ESPE Abstracts (2018) 89 P-P2-227

Growth Pattern and Final Height Outcome in Children with Septo-optic Dysplasia and Isolated Hypopituitarism Treated with rhGH in a Single Centre

Manuela Cerbonea,b, Maria Güemesa,b, Nicola Improdaa & Mehul T Dattania,b


aLondon Centre for Paediatric Endocrinology and Diabetes at Great Ormond Street Children’s Hospital and University College London Hospitals, London, UK; bSection of Genetics and Epigenetics in Health and Disease, Genetics and Genomic Medicine Programme, University College London Great Ormond Street Hospital Institute of Child Health, London, UK


Aim: To identify the distinctive features of GH Deficiency (GHD) and to assess the response to GH treatment (rhGH) in children with Septo-Optic-dysplasia (SOD) and Multiple Pituitary Hormone Deficiencies (MPHD).

Methods: Retrospective longitudinal single centre study of children with SOD (n:171) and MPHD (n:53). GHD was diagnosed in patients with growth failure by an insufficient GH response (≤6.7 μg/l) to provocation (Insulin Induced Hypoglycaemia or Glucagon) combined with low IGF1/IGFBP3. Neurosecretory GH dysfunction was diagnosed in children with low IGF1/IGFBP3, poor growth velocity (GV), structural Hypothalamo-Pituitary (H-P) abnormalities and abnormal nocturnal GH production characterised by fewer than 3 GH peaks > 6.7 ng/L on overnight profile (20’ sampling for 12 hours).

Results: Within the SOD cohort, 132/171 (77.2%) had some degree of hypopituitarism. 11/132(8.3%) had preserved GH function (age range: 0.52–15.46 years), whilst only 2/53(3.8%) MPHD were GH sufficient (ages: 0.57, 0.62 years).
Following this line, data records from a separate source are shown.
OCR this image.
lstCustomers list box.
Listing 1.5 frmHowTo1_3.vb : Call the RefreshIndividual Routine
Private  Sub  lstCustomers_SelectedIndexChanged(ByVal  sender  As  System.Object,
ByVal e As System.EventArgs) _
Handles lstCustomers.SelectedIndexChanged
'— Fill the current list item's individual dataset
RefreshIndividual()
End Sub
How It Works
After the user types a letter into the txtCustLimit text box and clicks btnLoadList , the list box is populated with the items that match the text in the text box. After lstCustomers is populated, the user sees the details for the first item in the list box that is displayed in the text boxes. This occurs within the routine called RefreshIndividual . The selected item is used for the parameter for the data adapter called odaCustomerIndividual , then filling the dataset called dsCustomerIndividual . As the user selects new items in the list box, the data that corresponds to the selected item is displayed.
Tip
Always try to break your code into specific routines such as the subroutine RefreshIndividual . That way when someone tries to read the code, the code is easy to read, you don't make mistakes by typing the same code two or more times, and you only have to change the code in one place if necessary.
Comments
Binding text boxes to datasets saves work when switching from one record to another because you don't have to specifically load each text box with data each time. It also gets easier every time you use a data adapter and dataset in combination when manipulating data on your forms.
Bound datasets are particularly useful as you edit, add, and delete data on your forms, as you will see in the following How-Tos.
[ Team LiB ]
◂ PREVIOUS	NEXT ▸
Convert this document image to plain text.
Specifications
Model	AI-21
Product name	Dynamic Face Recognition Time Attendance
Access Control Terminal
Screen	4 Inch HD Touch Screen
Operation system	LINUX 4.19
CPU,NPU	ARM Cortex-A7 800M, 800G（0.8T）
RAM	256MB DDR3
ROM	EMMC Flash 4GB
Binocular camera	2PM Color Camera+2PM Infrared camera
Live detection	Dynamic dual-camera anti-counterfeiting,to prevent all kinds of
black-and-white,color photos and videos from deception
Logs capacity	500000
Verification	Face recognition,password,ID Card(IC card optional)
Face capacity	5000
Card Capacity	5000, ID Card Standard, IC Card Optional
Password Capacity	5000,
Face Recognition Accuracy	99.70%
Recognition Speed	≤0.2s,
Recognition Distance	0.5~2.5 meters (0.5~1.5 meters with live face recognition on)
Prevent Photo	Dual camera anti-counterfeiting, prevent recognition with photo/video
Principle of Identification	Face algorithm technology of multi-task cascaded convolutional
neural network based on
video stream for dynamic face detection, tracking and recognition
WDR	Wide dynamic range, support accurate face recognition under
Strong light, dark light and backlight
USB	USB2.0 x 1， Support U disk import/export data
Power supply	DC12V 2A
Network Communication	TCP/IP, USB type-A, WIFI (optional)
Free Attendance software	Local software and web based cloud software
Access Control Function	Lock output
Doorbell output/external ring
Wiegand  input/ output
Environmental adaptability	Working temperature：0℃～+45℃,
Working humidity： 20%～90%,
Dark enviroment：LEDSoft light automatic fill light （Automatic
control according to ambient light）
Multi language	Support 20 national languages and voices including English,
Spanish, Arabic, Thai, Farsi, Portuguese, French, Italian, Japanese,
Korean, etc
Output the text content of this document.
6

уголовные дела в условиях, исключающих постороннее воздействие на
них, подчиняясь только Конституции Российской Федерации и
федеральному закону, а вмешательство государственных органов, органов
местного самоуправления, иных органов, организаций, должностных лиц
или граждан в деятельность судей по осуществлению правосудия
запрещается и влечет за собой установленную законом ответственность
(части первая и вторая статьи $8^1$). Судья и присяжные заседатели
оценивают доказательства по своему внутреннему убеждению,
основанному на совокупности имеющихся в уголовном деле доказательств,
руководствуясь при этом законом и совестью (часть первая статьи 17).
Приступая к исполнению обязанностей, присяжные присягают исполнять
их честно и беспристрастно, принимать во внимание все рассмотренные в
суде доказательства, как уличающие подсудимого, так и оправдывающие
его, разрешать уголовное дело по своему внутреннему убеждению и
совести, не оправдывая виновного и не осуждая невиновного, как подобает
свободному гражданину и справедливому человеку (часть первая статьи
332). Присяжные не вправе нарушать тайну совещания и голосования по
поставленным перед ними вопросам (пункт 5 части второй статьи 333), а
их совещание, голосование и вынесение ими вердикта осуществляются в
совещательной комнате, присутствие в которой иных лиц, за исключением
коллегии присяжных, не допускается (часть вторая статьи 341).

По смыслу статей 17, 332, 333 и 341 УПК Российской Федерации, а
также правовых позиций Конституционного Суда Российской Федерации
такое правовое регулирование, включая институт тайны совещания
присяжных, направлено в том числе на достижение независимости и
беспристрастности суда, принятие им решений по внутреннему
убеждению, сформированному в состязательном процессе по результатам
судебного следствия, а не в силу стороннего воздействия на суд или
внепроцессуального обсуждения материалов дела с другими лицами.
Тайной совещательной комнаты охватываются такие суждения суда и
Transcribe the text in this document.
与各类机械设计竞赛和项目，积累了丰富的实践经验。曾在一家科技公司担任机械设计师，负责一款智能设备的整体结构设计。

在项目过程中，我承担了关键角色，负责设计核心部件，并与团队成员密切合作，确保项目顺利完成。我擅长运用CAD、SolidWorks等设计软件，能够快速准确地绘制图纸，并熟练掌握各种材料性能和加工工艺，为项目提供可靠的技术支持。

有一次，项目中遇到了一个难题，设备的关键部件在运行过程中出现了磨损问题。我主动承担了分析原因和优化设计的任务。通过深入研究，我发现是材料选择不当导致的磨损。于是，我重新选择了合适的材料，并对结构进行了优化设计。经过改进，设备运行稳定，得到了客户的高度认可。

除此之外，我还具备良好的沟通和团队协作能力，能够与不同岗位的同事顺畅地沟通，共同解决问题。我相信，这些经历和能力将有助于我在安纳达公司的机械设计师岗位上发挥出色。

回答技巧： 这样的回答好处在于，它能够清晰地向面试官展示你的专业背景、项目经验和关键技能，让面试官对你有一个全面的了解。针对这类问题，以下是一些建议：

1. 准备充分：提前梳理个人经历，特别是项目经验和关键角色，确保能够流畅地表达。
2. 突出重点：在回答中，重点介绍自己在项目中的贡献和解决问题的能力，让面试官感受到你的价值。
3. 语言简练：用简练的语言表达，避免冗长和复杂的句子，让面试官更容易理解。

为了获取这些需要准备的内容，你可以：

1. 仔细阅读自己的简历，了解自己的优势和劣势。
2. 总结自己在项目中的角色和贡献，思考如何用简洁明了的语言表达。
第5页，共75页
Of the patients with GHD, 9/121(7.4%) SOD and 3/51(5.9%) MPHD were born SGA. Despite being started on lower rhGH doses (25.61±7.61 vs 29.12±9.29 μg/kg/day; P=0.012), SOD had similar GV and IGF1 SDS after one and two years of treatment and similar delta between mid-parental height and height at the onset of puberty, as compared with MPHD. In MPHD only, there was a direct correlation between the starting rhGH dose and GV SDS after 2 years of treatment (r=0.475, P=0.003). Although not reaching statistical significance due to the small numbers (18 SOD and 6 MPHD), the final height SDS was lower in MPHD compared to SOD (−1.73±1.80 vs −0.82±1.66 SDS), whilst the delta between mid-parental height and final height was similar between groups (−1.12±1.74 vs −0.77±1.90 SDS). Neurosecretory GH dysfunction was diagnosed in 5/122(4.1%) SOD (but none of MPHD) (age at diagnosis: 2.55–14.64 years). All 5 had small anterior pituitary, two had posterior pituitary absence, one had pituitary stalk interruption syndrome.

Conclusions: Although GHD is the most frequent deficiency in children with SOD and MPHD, it may not always be present at diagnosis. When compared with MPHD, SOD patients with GHD display similar growth responses and final height outcomes, despite the use of lower GH doses. In SOD with structural H-P abnormalities and normal GH responses to provocation, but with low growth rates and growth factor concentrations, an abnormality of the GH secretory pattern should be considered.